41 emails failed. Every single one.

The architecture

Next.js (Vercel) → queueEmail() → Redis (BullMQ) → Worker (Railway)

import template.tsx

render() → HTML

Resend → inbox

Simple. Except the worker is plain Node.js, and the templates are React components written for Next.js.

Root Cause 1: Templates didn't exist in the worker

The worker's email-queue.ts imported templates via import("../../emails/${template}"). That path resolved to apps/worker/emails/, a directory that never existed. Templates lived in apps/web/emails/.

The import failed silently. Every job threw "Email template not found."

This bug doesn't surface during development. The web app (where templates live) and the worker (where templates render) are separate services. TypeScript compiled the worker cleanly because the dynamic import path isn't type-checked at build time. The failure waits for a real job in production.

Fix: Copy templates to the worker. Add react, @react-email/components, @react-email/render as worker dependencies.

Root Cause 2: Wrong JSX transform

Worker's tsconfig: "jsx": "react". Requires import React from 'react' in every file.

Email templates: written for Next.js "jsx": "react-jsx". Automatic transform, no import needed.

Result: React is not defined on every template render.

Same source code, different runtimes, different JSX behavior.

Fix: Change worker tsconfig to "jsx": "react-jsx". This required changing rootDir too, which led to Root Cause 3.

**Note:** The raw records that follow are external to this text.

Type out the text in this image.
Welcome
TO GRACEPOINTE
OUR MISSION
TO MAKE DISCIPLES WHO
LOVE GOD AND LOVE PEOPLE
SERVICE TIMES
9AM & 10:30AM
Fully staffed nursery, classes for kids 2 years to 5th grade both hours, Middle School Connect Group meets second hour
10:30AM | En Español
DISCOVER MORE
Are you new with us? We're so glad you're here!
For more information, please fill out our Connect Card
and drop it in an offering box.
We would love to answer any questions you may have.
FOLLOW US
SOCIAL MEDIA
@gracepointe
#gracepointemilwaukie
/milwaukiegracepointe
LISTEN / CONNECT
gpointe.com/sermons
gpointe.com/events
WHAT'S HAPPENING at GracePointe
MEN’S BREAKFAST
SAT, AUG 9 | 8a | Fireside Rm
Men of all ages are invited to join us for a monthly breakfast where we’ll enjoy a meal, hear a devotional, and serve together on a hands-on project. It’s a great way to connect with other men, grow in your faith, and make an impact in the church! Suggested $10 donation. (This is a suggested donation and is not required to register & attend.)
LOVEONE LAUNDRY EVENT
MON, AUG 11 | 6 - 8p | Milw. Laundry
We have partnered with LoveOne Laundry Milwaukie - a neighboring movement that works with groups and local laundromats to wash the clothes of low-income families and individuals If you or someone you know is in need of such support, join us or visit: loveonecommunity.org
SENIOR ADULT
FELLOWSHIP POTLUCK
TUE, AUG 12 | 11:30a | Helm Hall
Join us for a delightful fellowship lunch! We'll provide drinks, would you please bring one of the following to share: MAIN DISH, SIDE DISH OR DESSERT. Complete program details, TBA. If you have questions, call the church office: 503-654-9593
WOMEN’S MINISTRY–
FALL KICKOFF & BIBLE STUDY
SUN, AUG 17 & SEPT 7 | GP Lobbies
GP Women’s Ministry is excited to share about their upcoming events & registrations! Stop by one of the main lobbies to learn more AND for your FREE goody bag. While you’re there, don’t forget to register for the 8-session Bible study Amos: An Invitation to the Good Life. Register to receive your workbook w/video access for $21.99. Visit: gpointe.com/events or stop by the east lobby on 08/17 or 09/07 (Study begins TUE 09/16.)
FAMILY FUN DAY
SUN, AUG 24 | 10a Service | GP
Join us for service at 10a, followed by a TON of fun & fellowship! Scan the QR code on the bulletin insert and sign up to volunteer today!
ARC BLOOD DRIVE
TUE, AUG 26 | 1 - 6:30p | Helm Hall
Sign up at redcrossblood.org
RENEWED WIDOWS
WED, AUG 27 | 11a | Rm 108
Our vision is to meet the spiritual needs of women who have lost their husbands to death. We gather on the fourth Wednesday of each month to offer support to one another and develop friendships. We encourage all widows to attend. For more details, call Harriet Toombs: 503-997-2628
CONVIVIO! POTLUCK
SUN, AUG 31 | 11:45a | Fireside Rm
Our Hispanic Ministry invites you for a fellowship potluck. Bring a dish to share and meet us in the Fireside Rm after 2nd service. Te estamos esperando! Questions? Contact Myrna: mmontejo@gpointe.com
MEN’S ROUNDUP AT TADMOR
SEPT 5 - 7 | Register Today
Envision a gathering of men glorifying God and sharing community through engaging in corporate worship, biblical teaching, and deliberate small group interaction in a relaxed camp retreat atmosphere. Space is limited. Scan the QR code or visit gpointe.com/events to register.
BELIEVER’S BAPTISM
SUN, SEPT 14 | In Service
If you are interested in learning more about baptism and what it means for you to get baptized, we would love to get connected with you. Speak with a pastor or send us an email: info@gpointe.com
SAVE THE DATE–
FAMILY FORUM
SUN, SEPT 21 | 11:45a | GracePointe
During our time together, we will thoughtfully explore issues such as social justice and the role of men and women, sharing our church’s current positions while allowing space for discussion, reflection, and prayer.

Root Cause 3: The path that moved

Changing rootDir from "./src" to "." moved the compiled output from dist/index.js to dist/src/index.js. The Railway entry point still pointed to dist/index.js.

We tried cp dist/src/* dist/ to flatten the output. That broke everything worse. The copy moved files one directory level up, so ../../emails/ from dist/jobs/ resolved to the raw .tsx source files instead of the compiled .js in dist/emails/.

Three-way path confusion: source paths, compiled paths, and flattened paths all pointed to different directories. Two of those directories contained .tsx files that Node.js can't execute.

Fix: A 1-line shim at dist/index.js:

require("./src/index.js")

All relative paths preserved. Compiled templates load from the right directory.

Root Cause 4: Missing translations

Templates rendered. But they showed raw i18n keys: email.welcome.heading instead of "Welcome."

The i18n helper loads locale JSON from ../messages/ relative to __dirname. In the compiled worker, that resolves to dist/messages/, which didn't exist.

Fix: Copy messages/ to the worker, add cp -r messages dist/messages to the build script.

Bonus: Zombie Processes

After fixing all four causes, emails still failed locally. Eight old tsx watch worker processes from previous dev sessions were competing for Redis jobs. BullMQ distributes jobs round-robin across consumers. The zombie workers grabbed emails before the fixed worker could, and crashed with the old React is not defined error.

Every other job succeeded. Every other job failed. The pattern was random enough to waste an hour before we checked ps aux.

pkill -f "tsx watch.*worker" fixed it instantly.

What we learned

"Build passes" means nothing about runtime. TypeScript compiled the worker for months. The dynamic import, the JSX transform, the i18n path: all three are runtime-only failures.

Dynamic imports across service boundaries will betray you. A path that works in apps/web/ silently resolves to nothing in apps/worker/. No error at import time. No error at compile time.

Test the deployed artifact. tsx in dev mode and node dist/index.js in production behave differently. Different module resolution, different JSX transform, different __dirname.

Kill your zombies. Multiple workers on the same BullMQ queue produce inconsistent results that look like intermittent bugs. Check ps aux before debugging application code.